GAINESVILLE, Fla. — Howell Raines, former executive editor of The New York Times, will bring his years of experience in political journalism to the Bob Graham Center for Public Service at 6 p.m. Monday (Feb. 25) at the University of Florida’s Pugh Hall.

The event is free and open to the public and will be streamed live at www.bobgrahamcenter.ufl.edu. The program is being sponsored by The Hugh Cunningham Professorship in Journalism Excellence and the College of Journalism and Communications.

Mike Foley, a master lecturer in journalism at UF, will interview Raines, a Pulitzer Prize-winning writer, about a variety of topics including the past, present and future state of journalism, his experience of stepping into the lead position at the Times five days before the Sept. 11 attacks, the current political landscape, the Jayson Blair experience and his own writings.

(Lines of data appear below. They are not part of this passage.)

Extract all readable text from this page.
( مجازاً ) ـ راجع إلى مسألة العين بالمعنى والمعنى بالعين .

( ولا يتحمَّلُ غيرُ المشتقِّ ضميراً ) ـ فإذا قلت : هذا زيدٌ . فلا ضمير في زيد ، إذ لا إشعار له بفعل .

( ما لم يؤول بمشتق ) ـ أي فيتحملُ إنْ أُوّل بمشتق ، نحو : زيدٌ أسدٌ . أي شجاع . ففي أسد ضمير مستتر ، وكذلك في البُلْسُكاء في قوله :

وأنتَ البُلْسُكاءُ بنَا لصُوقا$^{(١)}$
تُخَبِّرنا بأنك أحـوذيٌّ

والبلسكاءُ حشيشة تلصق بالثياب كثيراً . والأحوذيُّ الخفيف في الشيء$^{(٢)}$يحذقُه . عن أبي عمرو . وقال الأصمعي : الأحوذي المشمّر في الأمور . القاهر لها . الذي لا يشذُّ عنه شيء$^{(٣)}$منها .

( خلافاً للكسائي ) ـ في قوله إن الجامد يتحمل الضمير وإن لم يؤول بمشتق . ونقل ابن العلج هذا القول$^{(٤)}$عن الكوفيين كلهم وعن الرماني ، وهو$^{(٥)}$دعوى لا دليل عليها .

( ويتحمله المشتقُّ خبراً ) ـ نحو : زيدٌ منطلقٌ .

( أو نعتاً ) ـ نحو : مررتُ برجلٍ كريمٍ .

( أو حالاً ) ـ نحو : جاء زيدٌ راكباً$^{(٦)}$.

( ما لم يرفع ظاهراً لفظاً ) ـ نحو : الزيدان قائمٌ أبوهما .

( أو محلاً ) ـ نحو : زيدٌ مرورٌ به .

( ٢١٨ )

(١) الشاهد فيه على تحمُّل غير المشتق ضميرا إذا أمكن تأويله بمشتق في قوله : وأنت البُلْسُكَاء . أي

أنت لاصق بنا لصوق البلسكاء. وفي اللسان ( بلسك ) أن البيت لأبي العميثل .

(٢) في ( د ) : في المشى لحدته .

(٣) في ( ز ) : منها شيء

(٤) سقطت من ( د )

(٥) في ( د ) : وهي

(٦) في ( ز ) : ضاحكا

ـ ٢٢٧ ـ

Raines’ affiliation with The New York Times began in 1978 when he joined as a national correspondent based in Atlanta. He held a variety of positions within the publication over the years including serving as the White House correspondent, deputy Washington editor and the London bureau chief. In 1993 he became the paper’s editorial page editor, a position he held for eight years. The aggressive style of his editorials, especially those criticizing President Clinton, drew widespread notice because it differed from the measured tone for which Times editorials had always been known.

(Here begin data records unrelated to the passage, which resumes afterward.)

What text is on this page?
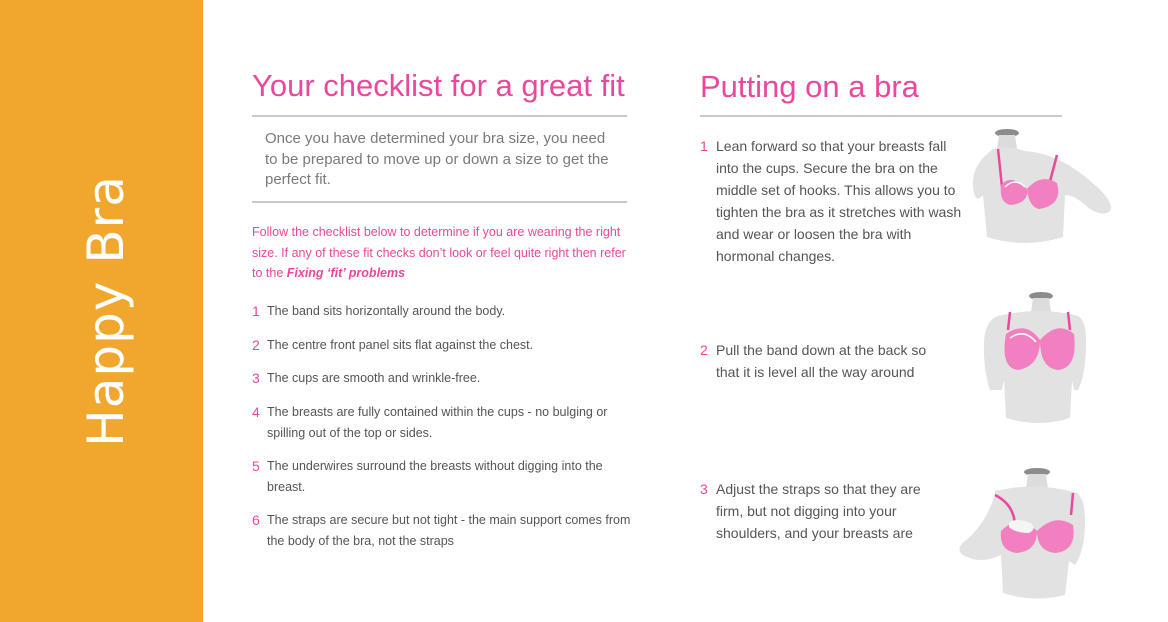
Happy Bra
Your checklist for a great fit
Once you have determined your bra size, you need to be prepared to move up or down a size to get the perfect fit.
Follow the checklist below to determine if you are wearing the right size. If any of these fit checks don’t look or feel quite right then refer to the Fixing ‘fit’ problems
1 The band sits horizontally around the body.
2 The centre front panel sits flat against the chest.
3 The cups are smooth and wrinkle-free.
4 The breasts are fully contained within the cups - no bulging or spilling out of the top or sides.
5 The underwires surround the breasts without digging into the breast.
6 The straps are secure but not tight - the main support comes from the body of the bra, not the straps
Putting on a bra
1 Lean forward so that your breasts fall into the cups. Secure the bra on the middle set of hooks. This allows you to tighten the bra as it stretches with wash and wear or loosen the bra with hormonal changes.
2 Pull the band down at the back so that it is level all the way around
3 Adjust the straps so that they are firm, but not digging into your shoulders, and your breasts are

Raines was appointed executive editor of The Times in September 2001, serving until May 2003, when controversy stemming from the Jayson Blair scandal led to his dismissal. A Times’ internal investigation revealed that 36 of the 73 national stories Blair filed with the paper over a six-month period were marred by faked bylines or evidence of plagiarism.

Raines reviewed his tenure as executive editor in an extended, 21,000-word piece published in the Atlantic Monthly in May 2004. He revisited the controversy in his 2006 book, “The One That Got Away,” which combines fishing stories and descriptions of his career as a journalist, with particular attention to the events preceding the Jayson Blair scandal and his own subsequent dismissal.